Что такое зависимость от дотаций?
Зависимость от дотаций — это болезнь, причем такая болезнь, что поначалу мы не понимаем, что она охватила нас. В чем это выражается? Получая финансовую помощь, мы думаем, что сделаем на эти деньги нечто особенное, что-нибудь такое, чего в другом случае не сделали бы. Но потом мы задумываемся, а не пустить ли эти деньги на то, чтобы оплатить какие-то свои расходы, с этого все и начинается.

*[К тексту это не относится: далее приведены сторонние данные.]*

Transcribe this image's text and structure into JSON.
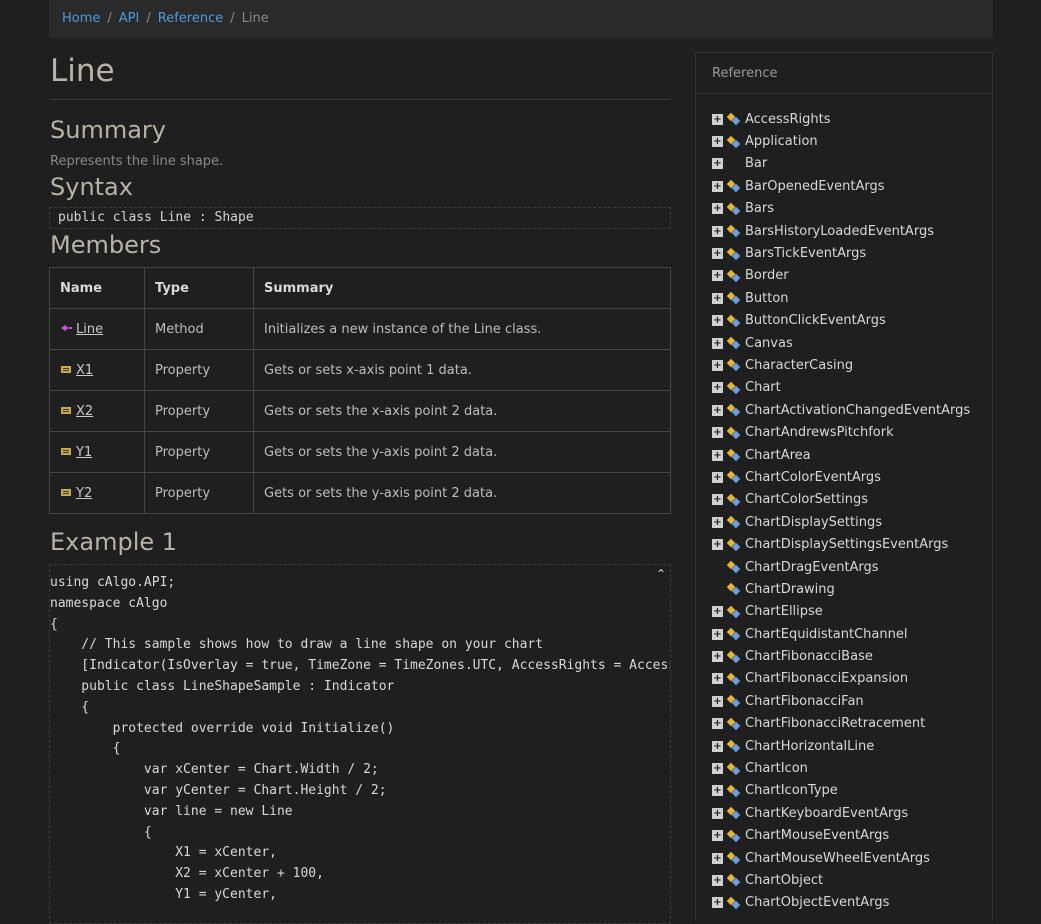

В документе об использовании средств ЕС в 2014-2020 годах, который правительство обсуждало в ноябре, прямо так и сказано, что эти средства следует рассматривать как возможность добиться серьезных перемен.
Что происходит на самом деле? Сегодня инвестиции в общественный сектор на 75-90% осуществляются за счет различных дотаций Евросоюза, а также за счет продажи квот на выбросы тепличных газов, то есть не за счет доходов от наших налогов.
Если исходить из того, что бюджет Эстонии состоит из ста единиц, то 76 из них зафиксированы законами — пенсии, пособия, прочие расходы, предусмотренные законами. Свободными являются 24%, эта та часть бюджета, которую может обсуждать парламент. В последние годы доля средств ЕС составляла в бюджете Эстонии 16-18%.
Легко подсчитать: поскольку доля собственных налоговых доходов Эстонии в бюджете составляет 82% и для исполнения законов требуется 76%, следовательно, если бы не было средств ЕС, свободных бюджетных денег у нас было бы всего шесть процентов.
Другими словами, не будь финансовой помощи ЕС, то спикер Рийгикогу вполне мог бы спросить у парламента: «В Эстонии законы действуют?». «Действуют», — ответил бы парламент, и спикер тогда сказал бы: «Бюджет принят, можем расходиться».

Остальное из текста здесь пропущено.